Equally pinning what you think about yourself solely on what your impression of others it is of no benefit.

Believe me, a 4.5 year relationship at all these days is good going.






Meg
www.anxietymanagementltd.com

Watch your thoughts, they become your words...
Watch your words, they become your actions... Watch your actions, they become your habits... Watch your habits, they become your character... Watch your character, it becomes your destiny...

florence
02-05-05, 20:00
Hi there

Sorry to hear about your split.... and your bad feelings.
Welcome, I hope you will find the support you need on this website.

Regards.
Florence.

**To conquer fear is the beginning of wisdom.**

seh1980
02-05-05, 21:20
Welcome aboard!! I hope we can help you get over your past problems..:D

vernon
02-05-05, 22:38
Hi and welcome to the site hope you get some help here.
Well I considered my self ugly until I was about 30. I didn’t get married until I was 29 I was to scared to get close or talk to opposite sex as I considered myself to ugly. I have since been married 29 years, I suffer a lot of anxiety in spells, but when I look back It was me not my looks that stopped me having more relationships. Before you start you are not ugly, there is someone for everyone on this earth and we don’t all like the appearance of people the same. A really pretty woman to one person is not pretty to another and ugly to one not to another? Its not your looks its the way you are thinking and I can honestly say If you try hard and like yourself more other people will like you also. I am really not making any of this up I know this from my own experience, none can love you if you don’t love yourself. Read up on this site and I am sure you will get lots of help; we also have a chartroom you are welcome to come in for a chat. Take Care. Vernon

alan74
03-05-05, 08:40
Thanks for all of your advice so far everybody. I guess that I'm going to have to start liking myself. It's not going to be easy de-programming 31 years of low self-esteem though.

seh1980
03-05-05, 10:06
All you can do is take things one step at a time and hope for the best. Things like this won't change overnight but you can slowly make sure that your future is a happy one..:D

Meg
03-05-05, 14:18
**I guess that I'm going to have to start liking myself**

Good descision - now how to go about it...

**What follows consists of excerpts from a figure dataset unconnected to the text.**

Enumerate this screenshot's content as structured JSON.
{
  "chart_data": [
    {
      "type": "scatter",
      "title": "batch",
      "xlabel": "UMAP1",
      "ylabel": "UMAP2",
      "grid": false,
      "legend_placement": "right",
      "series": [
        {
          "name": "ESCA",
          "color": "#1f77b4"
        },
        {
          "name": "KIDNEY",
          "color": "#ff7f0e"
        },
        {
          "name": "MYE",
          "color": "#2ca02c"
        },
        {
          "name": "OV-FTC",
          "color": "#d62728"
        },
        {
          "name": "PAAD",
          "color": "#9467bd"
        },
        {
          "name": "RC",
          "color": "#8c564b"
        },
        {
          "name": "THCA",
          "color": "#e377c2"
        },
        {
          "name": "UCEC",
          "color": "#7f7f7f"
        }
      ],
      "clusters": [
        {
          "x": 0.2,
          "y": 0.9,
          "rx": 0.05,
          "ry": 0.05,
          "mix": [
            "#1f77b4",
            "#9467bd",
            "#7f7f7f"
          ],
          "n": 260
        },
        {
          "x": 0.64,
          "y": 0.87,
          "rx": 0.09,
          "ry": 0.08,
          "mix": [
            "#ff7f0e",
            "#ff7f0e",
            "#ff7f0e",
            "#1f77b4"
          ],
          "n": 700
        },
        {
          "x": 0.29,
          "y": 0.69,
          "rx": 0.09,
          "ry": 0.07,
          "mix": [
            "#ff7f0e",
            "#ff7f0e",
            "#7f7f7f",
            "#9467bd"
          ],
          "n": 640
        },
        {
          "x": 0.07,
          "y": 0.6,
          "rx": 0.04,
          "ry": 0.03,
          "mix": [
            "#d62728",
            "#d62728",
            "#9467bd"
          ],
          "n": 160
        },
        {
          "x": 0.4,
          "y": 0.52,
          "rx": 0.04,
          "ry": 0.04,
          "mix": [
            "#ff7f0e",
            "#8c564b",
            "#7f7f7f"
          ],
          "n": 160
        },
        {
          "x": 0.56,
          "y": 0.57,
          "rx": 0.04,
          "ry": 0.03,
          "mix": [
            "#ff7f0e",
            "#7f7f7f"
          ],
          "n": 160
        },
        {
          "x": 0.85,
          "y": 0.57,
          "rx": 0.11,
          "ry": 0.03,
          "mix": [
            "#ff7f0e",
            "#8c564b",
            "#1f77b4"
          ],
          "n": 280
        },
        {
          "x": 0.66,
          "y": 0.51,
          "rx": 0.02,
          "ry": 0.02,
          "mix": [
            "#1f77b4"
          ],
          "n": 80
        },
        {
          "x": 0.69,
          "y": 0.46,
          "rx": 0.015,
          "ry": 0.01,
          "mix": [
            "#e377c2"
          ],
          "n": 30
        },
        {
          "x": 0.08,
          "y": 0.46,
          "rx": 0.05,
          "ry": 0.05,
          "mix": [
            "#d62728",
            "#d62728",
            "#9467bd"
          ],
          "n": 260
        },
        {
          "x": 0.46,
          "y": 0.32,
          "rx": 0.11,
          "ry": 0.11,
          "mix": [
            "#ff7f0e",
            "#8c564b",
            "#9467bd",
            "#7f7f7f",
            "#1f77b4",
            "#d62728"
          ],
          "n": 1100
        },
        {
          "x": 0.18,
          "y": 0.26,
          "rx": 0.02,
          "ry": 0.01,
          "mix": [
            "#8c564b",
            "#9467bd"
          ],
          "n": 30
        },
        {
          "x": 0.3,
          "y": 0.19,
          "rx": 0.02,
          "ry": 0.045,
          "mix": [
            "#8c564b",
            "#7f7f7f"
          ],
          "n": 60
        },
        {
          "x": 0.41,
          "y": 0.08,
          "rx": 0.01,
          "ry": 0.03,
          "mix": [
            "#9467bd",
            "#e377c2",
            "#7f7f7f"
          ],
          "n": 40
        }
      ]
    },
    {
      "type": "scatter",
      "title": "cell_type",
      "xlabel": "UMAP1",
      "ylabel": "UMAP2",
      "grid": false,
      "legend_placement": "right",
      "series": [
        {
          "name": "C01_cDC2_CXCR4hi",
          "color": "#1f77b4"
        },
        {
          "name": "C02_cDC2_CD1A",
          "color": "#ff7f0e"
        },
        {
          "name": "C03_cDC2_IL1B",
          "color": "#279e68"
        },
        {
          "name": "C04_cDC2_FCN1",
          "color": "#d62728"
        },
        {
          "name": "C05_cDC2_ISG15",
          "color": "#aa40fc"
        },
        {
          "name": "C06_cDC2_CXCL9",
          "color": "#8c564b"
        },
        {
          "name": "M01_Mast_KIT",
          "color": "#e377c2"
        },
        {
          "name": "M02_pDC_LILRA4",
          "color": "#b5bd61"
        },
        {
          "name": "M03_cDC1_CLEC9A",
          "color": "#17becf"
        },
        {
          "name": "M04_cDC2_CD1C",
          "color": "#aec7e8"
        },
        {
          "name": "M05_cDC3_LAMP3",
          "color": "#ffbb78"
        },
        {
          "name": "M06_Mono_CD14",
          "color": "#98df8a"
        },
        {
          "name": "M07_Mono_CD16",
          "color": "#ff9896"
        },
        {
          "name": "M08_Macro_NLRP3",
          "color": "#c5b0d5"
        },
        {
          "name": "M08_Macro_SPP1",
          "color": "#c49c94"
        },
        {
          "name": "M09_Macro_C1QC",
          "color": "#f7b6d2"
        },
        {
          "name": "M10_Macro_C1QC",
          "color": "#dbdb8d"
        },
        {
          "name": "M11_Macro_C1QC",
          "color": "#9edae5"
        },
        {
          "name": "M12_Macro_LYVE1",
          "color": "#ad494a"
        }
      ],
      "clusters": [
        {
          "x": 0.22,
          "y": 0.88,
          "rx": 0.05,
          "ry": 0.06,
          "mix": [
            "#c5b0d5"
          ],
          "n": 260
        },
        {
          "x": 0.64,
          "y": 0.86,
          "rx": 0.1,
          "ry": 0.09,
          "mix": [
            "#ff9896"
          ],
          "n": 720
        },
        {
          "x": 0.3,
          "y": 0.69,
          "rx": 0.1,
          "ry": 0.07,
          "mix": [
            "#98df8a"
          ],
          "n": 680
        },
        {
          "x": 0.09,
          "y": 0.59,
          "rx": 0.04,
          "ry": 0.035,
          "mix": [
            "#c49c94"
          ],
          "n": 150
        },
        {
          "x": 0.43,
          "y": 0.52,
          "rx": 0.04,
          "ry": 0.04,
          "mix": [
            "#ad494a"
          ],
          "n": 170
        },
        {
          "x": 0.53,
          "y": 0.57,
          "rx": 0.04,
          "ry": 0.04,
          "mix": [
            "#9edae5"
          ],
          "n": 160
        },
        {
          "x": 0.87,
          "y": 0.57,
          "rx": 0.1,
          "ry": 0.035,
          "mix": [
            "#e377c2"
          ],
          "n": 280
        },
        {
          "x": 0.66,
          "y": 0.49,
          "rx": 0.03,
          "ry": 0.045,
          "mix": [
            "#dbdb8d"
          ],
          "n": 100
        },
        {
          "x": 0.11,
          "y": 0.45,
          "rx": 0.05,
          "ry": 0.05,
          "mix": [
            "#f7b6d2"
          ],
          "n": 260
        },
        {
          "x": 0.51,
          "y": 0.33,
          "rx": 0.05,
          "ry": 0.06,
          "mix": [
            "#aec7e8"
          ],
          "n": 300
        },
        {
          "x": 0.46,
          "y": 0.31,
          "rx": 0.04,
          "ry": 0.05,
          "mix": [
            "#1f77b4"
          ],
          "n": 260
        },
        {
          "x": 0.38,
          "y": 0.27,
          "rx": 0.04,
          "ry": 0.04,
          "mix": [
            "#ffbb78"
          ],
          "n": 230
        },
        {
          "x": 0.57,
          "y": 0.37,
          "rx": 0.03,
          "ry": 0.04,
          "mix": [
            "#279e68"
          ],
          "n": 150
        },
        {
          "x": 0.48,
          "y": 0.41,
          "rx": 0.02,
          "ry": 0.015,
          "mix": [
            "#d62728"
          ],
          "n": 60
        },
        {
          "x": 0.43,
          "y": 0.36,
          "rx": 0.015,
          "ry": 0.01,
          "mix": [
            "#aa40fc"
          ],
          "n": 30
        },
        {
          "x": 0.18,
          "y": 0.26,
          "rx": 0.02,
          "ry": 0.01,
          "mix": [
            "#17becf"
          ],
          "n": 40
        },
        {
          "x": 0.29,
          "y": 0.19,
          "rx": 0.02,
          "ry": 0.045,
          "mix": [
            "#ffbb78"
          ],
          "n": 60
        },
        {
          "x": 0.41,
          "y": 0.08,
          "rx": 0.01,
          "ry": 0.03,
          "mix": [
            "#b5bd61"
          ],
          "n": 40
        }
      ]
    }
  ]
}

There are books such as overcoming self esteem, there are on line courses, there are NHS and private therapists.

A book is a good place to start as it will give you an overview of where you need to head for.

CBT therapy is a good place to start .

Good luck.


Meg
www.anxietymanagementltd.com

Watch your thoughts, they become your words...
Watch your words, they become your actions... Watch your actions, they become your habits... Watch your habits, they become your character... Watch your character, it becomes your destiny...

alan74
03-05-05, 15:34
Thanks Meg - I'll certainly give the book a try. Who is the author, and where would I look for it? (Amazon etc?) I know that this is going to be hard and it's probably going to get worse before it gets better - but any improvement will be worth it.